Certains proposent de remonter l’âge légal d’ouverture des droits à 65 ans. Sous l’autorité du Président de la République, j’ai fait un autre choix. Un choix qui, je le crois, est bien plus juste, pour trois raisons.
D’abord parce qu’il respecte la liberté de partir à 62 ans et même à 60 ans pour les carrières longues.
Ensuite, parce que cette liberté, ce ne doit pas être la « jungle ». Il ne faut pas laisser partir les gens avec de trop petites retraites. Il ne faut pas non plus que les comportements individuels négligent de prendre en compte l’intérêt collectif. Dans un système par répartition, ce sont tous les actifs qui payent tous les pensionnés. L’âge du taux plein doit être l’âge qui correspond à l’équilibre financier global du système, avec un malus avant et un bonus après. C’est le sens de l’intérêt général et de la justice.
Enfin, l’âge d’équilibre ce n’est pas seulement demander à certains de partir plus tard. C’est aussi permettre à beaucoup de partir plus tôt. Avec la réforme Touraine sur l’allongement de la durée, les Français doivent travailler 42, bientôt 43 ans, pour avoir le taux plein. Aujourd’hui, si vous n’avez pas tous vos trimestres, vous devez aller jusqu’à 67 ans. C’est le cas pour beaucoup de femmes et de personnes à la carrière professionnelle hachée. Demain, en même temps que l’âge d’équilibre remonte, on va faire baisser cet âge de 67 ans qui s’appelle aujourd’hui l’âge d’annulation de la décote et baisser significativement cet âge de 67 ans ce qui constitue, je le dis, un progrès social considérable.
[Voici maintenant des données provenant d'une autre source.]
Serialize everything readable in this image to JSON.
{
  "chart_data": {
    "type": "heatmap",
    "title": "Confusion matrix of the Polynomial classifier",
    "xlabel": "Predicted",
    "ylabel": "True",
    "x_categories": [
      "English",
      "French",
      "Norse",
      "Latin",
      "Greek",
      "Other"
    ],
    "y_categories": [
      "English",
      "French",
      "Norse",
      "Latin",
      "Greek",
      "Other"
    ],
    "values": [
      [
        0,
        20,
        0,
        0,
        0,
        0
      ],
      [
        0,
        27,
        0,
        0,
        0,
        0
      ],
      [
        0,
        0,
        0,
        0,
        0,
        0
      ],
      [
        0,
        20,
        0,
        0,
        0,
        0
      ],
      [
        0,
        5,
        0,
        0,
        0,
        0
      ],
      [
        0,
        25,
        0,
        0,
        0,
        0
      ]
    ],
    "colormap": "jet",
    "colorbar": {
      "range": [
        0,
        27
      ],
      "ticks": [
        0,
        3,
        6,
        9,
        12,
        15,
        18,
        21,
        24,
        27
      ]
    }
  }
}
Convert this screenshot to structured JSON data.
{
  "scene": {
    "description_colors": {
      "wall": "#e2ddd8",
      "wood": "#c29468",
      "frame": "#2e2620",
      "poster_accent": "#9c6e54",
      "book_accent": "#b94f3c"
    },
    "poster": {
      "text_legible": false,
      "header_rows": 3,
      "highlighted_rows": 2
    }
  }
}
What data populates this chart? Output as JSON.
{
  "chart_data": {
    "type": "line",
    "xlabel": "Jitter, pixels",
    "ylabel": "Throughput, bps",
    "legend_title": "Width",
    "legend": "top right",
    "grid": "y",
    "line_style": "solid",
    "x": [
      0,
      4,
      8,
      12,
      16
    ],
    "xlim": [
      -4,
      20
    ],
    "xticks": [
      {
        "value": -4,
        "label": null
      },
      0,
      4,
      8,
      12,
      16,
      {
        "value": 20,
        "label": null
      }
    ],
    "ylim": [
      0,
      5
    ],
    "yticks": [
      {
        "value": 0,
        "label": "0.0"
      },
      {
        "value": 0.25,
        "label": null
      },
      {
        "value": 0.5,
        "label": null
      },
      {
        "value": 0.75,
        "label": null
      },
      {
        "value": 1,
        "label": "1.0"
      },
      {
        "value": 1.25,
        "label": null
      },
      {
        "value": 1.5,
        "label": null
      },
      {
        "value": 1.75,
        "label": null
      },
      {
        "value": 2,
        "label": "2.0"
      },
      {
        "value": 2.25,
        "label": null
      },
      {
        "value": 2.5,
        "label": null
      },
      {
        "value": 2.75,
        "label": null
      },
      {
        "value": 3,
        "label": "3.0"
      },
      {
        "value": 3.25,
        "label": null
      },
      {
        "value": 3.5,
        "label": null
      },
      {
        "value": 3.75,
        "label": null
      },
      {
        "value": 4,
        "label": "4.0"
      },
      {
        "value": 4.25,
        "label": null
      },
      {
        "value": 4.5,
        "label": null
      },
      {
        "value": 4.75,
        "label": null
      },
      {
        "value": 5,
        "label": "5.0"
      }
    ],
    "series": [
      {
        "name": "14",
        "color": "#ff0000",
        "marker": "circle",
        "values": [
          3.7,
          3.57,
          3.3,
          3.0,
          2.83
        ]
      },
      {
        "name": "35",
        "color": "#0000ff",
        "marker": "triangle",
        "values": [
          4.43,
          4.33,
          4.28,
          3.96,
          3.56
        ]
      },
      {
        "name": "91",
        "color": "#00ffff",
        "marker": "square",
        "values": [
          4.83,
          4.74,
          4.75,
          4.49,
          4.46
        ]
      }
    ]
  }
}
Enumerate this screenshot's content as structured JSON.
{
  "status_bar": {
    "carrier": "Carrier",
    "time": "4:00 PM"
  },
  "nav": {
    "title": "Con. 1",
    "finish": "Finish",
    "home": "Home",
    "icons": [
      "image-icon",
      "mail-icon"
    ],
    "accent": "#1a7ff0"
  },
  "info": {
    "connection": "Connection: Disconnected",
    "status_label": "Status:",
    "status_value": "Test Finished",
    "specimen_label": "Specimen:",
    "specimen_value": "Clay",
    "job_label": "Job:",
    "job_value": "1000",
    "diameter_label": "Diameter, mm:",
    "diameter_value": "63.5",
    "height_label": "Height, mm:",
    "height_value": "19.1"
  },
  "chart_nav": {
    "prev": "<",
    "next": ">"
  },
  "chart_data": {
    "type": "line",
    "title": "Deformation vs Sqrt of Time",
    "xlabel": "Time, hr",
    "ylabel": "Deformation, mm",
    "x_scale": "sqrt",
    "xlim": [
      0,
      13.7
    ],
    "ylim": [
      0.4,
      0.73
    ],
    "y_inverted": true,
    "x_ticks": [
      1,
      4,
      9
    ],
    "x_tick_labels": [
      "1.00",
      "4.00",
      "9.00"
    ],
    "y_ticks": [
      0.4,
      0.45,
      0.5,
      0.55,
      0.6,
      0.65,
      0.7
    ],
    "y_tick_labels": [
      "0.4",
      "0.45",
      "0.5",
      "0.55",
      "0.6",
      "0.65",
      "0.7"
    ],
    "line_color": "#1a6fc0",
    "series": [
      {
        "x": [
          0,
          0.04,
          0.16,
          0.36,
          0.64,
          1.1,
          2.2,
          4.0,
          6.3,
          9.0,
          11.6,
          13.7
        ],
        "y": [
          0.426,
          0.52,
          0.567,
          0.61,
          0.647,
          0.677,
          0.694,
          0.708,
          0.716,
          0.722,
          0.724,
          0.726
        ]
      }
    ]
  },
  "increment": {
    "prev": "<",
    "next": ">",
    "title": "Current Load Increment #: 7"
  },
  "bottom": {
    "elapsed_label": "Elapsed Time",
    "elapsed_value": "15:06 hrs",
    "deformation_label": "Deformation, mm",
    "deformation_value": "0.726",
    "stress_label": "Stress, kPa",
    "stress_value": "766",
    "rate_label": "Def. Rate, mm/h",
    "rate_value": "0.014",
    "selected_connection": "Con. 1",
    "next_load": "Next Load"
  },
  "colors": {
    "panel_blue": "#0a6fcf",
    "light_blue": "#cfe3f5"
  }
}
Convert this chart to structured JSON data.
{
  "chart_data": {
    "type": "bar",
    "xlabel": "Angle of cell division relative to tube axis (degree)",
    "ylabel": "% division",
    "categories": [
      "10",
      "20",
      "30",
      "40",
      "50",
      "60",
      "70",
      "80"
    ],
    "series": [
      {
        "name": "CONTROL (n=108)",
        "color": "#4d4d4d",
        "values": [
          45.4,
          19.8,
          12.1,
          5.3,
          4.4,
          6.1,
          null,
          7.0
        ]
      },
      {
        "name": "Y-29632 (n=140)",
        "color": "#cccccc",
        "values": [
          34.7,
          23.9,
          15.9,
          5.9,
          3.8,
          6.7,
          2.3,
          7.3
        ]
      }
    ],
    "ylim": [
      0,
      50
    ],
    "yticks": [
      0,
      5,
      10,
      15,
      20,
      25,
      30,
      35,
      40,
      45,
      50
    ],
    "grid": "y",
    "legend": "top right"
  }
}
Donc, je défends l’âge d’équilibre parce que je crois que c’est juste.
Par ailleurs, le Gouvernement est opposé à une baisse des pensions, comme à une hausse du coût du travail, qui se paye en chômage accru.
Mais ceci étant dit, ça ne veut pas dire qu’il n’y a que l’âge d’équilibre. Il y a des marges de manœuvre, elles ne sont pas immenses, nous le savons tous, mais elles existent. Je propose aux organisations syndicales d’en discuter.
La deuxième critique que j’ai entendue de nos partenaires c’est que l’âge d’équilibre serait trop uniforme, 64 ans pour tout le monde.
Les discussions que nous ouvrons avec les partenaires sociaux doivent justement permettre de personnaliser, d’individualiser davantage les trajectoires de départ à la retraite : le dispositif des carrières longue, la reconnaissance de la pénibilité et des situations de handicap, le développement de la retraite-progressive, tout cela participera d’une prise en compte des parcours et des carrières de chacun dans l’âge de départ à taux plein. C’est évidemment important car c’est un élément de réponse, sur lequel nous sommes disposés à travailler avec les organisations syndicales, qui permet d’éviter le caractère aveugle dénoncé par certains de l’âge d’équilibre.
On peut s’inspirer également des mécanismes que les partenaires sociaux ont eux-mêmes choisis lorsqu’il s’est agi de réformer l’AGIRC ARRCO.
Pour résumer, il me semble que nous pouvons tomber d’accord avec les organisations qui soutiennent la mise en place du système universel, pour améliorer encore le projet et sur la nécessité de construire l’équilibre, mais qu’il reste des désaccords, des désaccords réels même, sur la méthode et la façon d’y parvenir. Je crois au dialogue social et je ferai une proposition de programme de travail aux organisations intéressées pour pouvoir avancer avec elles sur ces deux thèmes.
Des avancées sont actées. Des chantiers sont ouverts.
Des désaccords persistent, mais avec une volonté de les surmonter.
Il est donc important que le dialogue social continue au mois de janvier.
D’ici là, des millions de Français vont prendre des vacances et profiter de la trêve de Noël pour retrouver leur famille. Je souhaite qu’ils puissent le faire dans de bonnes conditions. Nous mettons tout en œuvre pour que cela soit le cas.
Les avancées que nous venons de consacrer doivent permettre une reprise du travail dans les entreprises de transport public. Je connais l’attachement des salariés de ces entreprises à la continuité du service public. Et à la notion d’intérêt général. J’en appelle donc à la responsabilité de chacun pour permettre très vite aux millions de Français qui le souhaitent, de rejoindre leur famille en cette fin d’année.